Some years ago, Rotherham Council (Lab majority) took a look at its IT section and decided to outsource it to BT. Strangely, when BT took over, it was deemd that BT would also run the personnel section - where my dad worked. He, being 60, was offered early retirement, but what about when there aren't enough people taking voluntary redundancy and early retirement?

The first time I heard of George Osborne, I thought his name was a joke made up by the Guardian.
millionreasons: (charlie)
Good article in the Graun about the BBC colluding with the government over the presentation of the incipient cuts in order to (in my opinion) curry favour with Dave, Gideon & chums and avoid any cuts themselves, or a clamp down on the licence fee or BBC3 being handed over to the Murdoch Cosa Nostra. I wasn't aware of the Thompson/Hilton meeting, but I've certainly noticed that when the Beeb have been doing vox pops (usually with regionally-accented members of the public), they've managed to find people who believe the cuts are inevitable, and they're scared for their job, but they know we have to clear the deficit. This sounds like a pre-1980s schoolboy being punished for something a prefect did and saying that he knows he has to be caned, he's aware that it's going to hurt but he knows it's necessary. Strangely, no-one seems to be saying: Instead of cuts to spending on the public, who haven't done anything wrong, how about, say, a Tobin tax on financial transactions? Or a 75% tax rate on earnings over £500K? Or withdrawing the civil list (or indeed, taxing the Royal Family at the same rate as other people rather than 2%) or lowering capital gains tax or cancelling Trident or taxing the aviation industry to the hilt?
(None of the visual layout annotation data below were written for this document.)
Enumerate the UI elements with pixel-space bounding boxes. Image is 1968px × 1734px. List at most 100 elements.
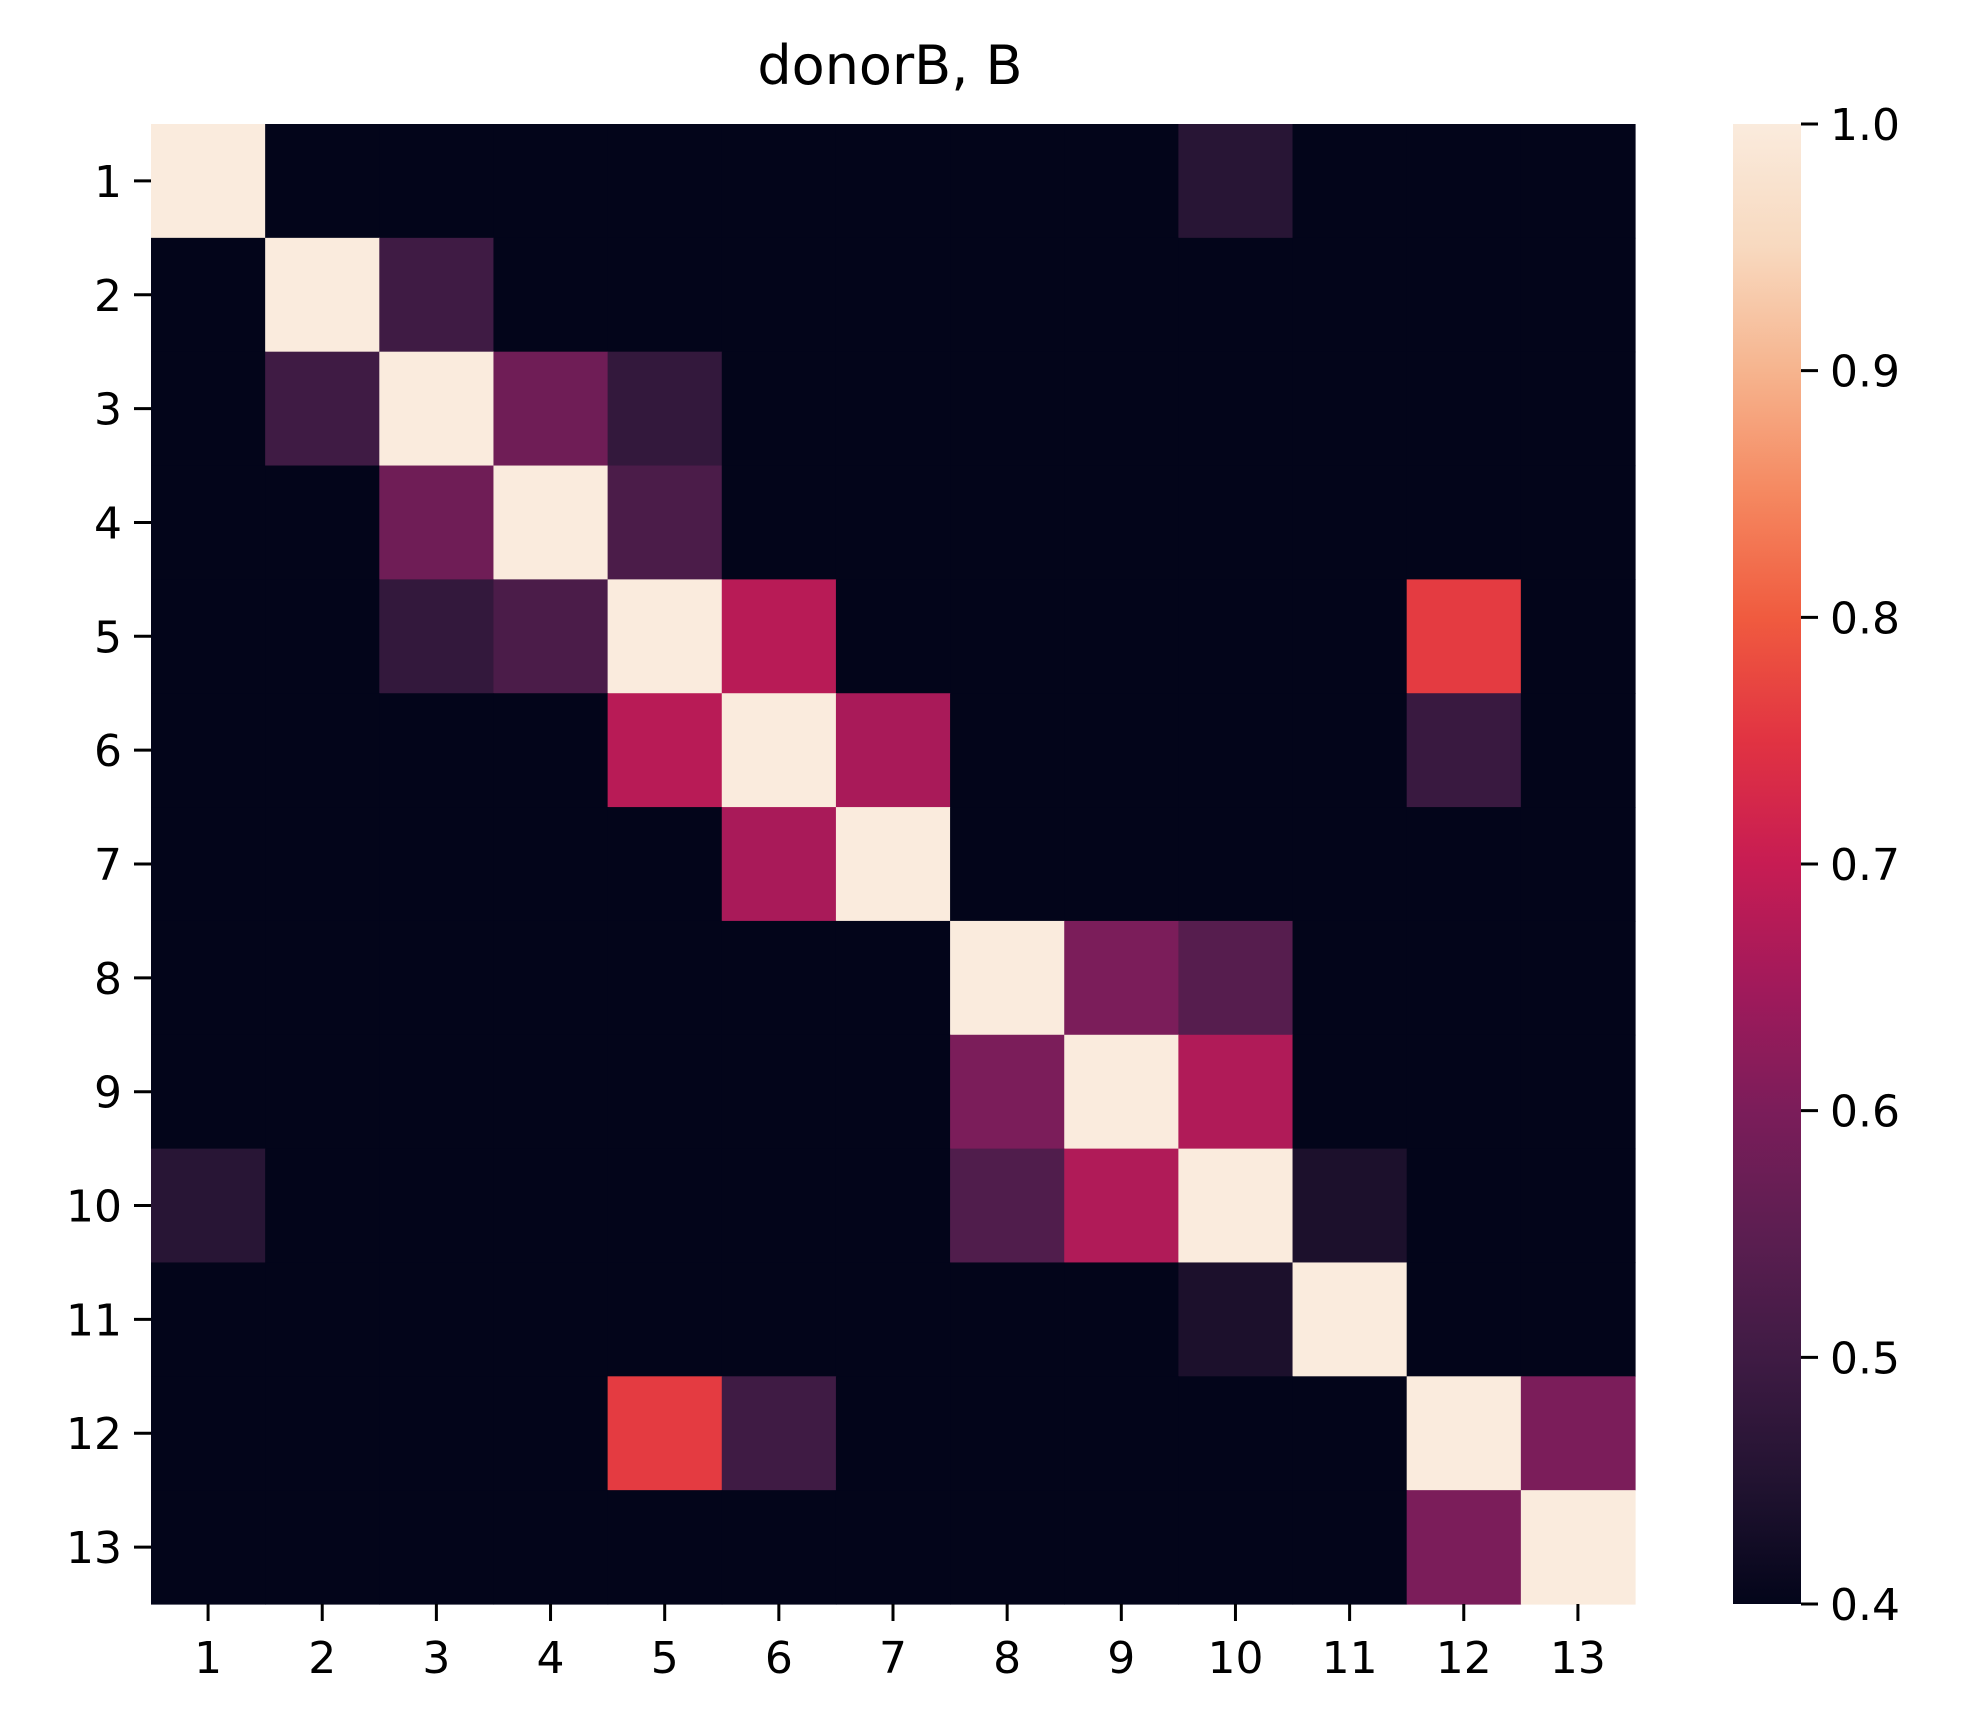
y-tick-label: 11: [66, 1295, 122, 1346]
heatmap-cell-10-9: [1064, 1148, 1179, 1264]
heatmap-cell-12-2: [265, 1376, 380, 1491]
heatmap-cell-11-2: [265, 1262, 380, 1377]
heatmap-cell-10-10: [1178, 1148, 1294, 1264]
heatmap-cell-7-10: [1178, 807, 1294, 922]
heatmap-cell-10-2: [265, 1148, 380, 1264]
heatmap-cell-9-12: [1406, 1034, 1522, 1150]
heatmap-cell-5-2: [265, 579, 380, 694]
x-tick-label: 11: [1322, 1633, 1378, 1684]
y-tick-label: 12: [66, 1409, 122, 1460]
heatmap-cell-4-3: [379, 465, 495, 580]
heatmap-cell-13-1: [151, 1490, 266, 1605]
heatmap-cell-11-10: [1178, 1262, 1294, 1377]
heatmap-cell-6-12: [1406, 693, 1522, 808]
heatmap-cells: [151, 124, 1636, 1605]
heatmap-cell-1-8: [950, 124, 1065, 239]
heatmap-cell-10-11: [1292, 1148, 1408, 1264]
heatmap-cell-8-13: [1520, 920, 1636, 1036]
heatmap-cell-8-8: [950, 920, 1065, 1036]
heatmap-cell-13-6: [721, 1490, 837, 1605]
heatmap-cell-6-9: [1064, 693, 1179, 808]
heatmap-cell-6-1: [151, 693, 266, 808]
heatmap-cell-9-5: [607, 1034, 723, 1150]
heatmap-cell-2-7: [835, 237, 951, 353]
x-axis: 1 2 3 4 5 6 7 8 9 10 11 12 13: [194, 1604, 1606, 1684]
heatmap-cell-5-6: [721, 579, 837, 694]
x-tick-label: 4: [537, 1633, 565, 1684]
heatmap-cell-7-13: [1520, 807, 1636, 922]
heatmap-cell-3-11: [1292, 351, 1408, 467]
heatmap-cell-5-3: [379, 579, 495, 694]
heatmap-cell-7-5: [607, 807, 723, 922]
heatmap-cell-3-6: [721, 351, 837, 467]
y-tick-label: 13: [66, 1523, 122, 1574]
heatmap-cell-6-4: [493, 693, 609, 808]
heatmap-cell-8-3: [379, 920, 495, 1036]
heatmap-cell-8-7: [835, 920, 951, 1036]
heatmap-cell-6-5: [607, 693, 723, 808]
heatmap-cell-12-5: [607, 1376, 723, 1491]
heatmap-cell-3-9: [1064, 351, 1179, 467]
heatmap-cell-13-11: [1292, 1490, 1408, 1605]
heatmap-cell-13-13: [1520, 1490, 1636, 1605]
heatmap-cell-2-11: [1292, 237, 1408, 353]
heatmap-cell-4-8: [950, 465, 1065, 580]
heatmap-cell-8-5: [607, 920, 723, 1036]
y-tick-label: 4: [94, 498, 122, 549]
heatmap-cell-5-1: [151, 579, 266, 694]
heatmap-cell-11-3: [379, 1262, 495, 1377]
heatmap-cell-13-10: [1178, 1490, 1294, 1605]
heatmap-cell-5-13: [1520, 579, 1636, 694]
colorbar-tick-label: 0.9: [1830, 347, 1900, 398]
heatmap-cell-6-11: [1292, 693, 1408, 808]
heatmap-cell-3-4: [493, 351, 609, 467]
heatmap-cell-7-2: [265, 807, 380, 922]
colorbar-tick-label: 0.4: [1830, 1580, 1900, 1631]
heatmap-cell-13-9: [1064, 1490, 1179, 1605]
heatmap-cell-8-1: [151, 920, 266, 1036]
heatmap-cell-10-1: [151, 1148, 266, 1264]
heatmap-cell-2-2: [265, 237, 380, 353]
heatmap-cell-9-3: [379, 1034, 495, 1150]
heatmap-cell-2-1: [151, 237, 266, 353]
heatmap-cell-11-5: [607, 1262, 723, 1377]
heatmap-cell-13-5: [607, 1490, 723, 1605]
x-tick-label: 1: [194, 1633, 222, 1684]
heatmap-cell-2-13: [1520, 237, 1636, 353]
heatmap-cell-12-6: [721, 1376, 837, 1491]
x-tick-label: 9: [1107, 1633, 1135, 1684]
heatmap-cell-2-8: [950, 237, 1065, 353]
heatmap-cell-9-7: [835, 1034, 951, 1150]
heatmap-cell-1-5: [607, 124, 723, 239]
heatmap-cell-8-2: [265, 920, 380, 1036]
heatmap-cell-12-8: [950, 1376, 1065, 1491]
heatmap-cell-6-7: [835, 693, 951, 808]
heatmap-cell-6-10: [1178, 693, 1294, 808]
heatmap-cell-4-11: [1292, 465, 1408, 580]
heatmap-cell-4-9: [1064, 465, 1179, 580]
y-tick-label: 1: [94, 157, 122, 208]
heatmap-cell-10-7: [835, 1148, 951, 1264]
heatmap-cell-13-2: [265, 1490, 380, 1605]
x-tick-label: 3: [422, 1633, 450, 1684]
heatmap-cell-2-5: [607, 237, 723, 353]
heatmap-cell-4-13: [1520, 465, 1636, 580]
x-tick-label: 12: [1436, 1633, 1492, 1684]
y-tick-label: 2: [94, 271, 122, 322]
heatmap-cell-5-10: [1178, 579, 1294, 694]
colorbar-tick-label: 0.5: [1830, 1333, 1900, 1384]
heatmap-cell-3-7: [835, 351, 951, 467]
heatmap-cell-1-4: [493, 124, 609, 239]
heatmap-cell-12-4: [493, 1376, 609, 1491]
heatmap-cell-11-11: [1292, 1262, 1408, 1377]
colorbar-axis: 0.4 0.5 0.6 0.7 0.8 0.9 1.0: [1801, 100, 1900, 1631]
heatmap-cell-7-1: [151, 807, 266, 922]
heatmap-cell-4-7: [835, 465, 951, 580]
heatmap-cell-3-3: [379, 351, 495, 467]
heatmap-cell-3-12: [1406, 351, 1522, 467]
heatmap-cell-7-6: [721, 807, 837, 922]
heatmap-cell-11-6: [721, 1262, 837, 1377]
colorbar: [1733, 124, 1801, 1604]
colorbar-tick-label: 0.7: [1830, 840, 1900, 891]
All of these things seem to be unthinkable in this increasingly masochistic and right wing country and the regionally-accented people with their average wages of £25,000 and their Sure Start centre shut down and their library hours cut and their housing benefit reduced and their elderly care cut and their kids in classes of 40 are like lambs to their own culling. The Tory coalition government must be the first elected not on promises of free milk and honey but on the commitment to cutting the state back to its bare bones.

We're all in this together, but some are (dropped) in it more than others. I understand why the Tories don't want to tax their pals in the city who caused the recession in the first place but I don't understand why le peuple don't think the government should do so - unless the BBC cut those interviews. The bankers get their tax-funded bonuses and we don't get street-lights? How on earth does that work??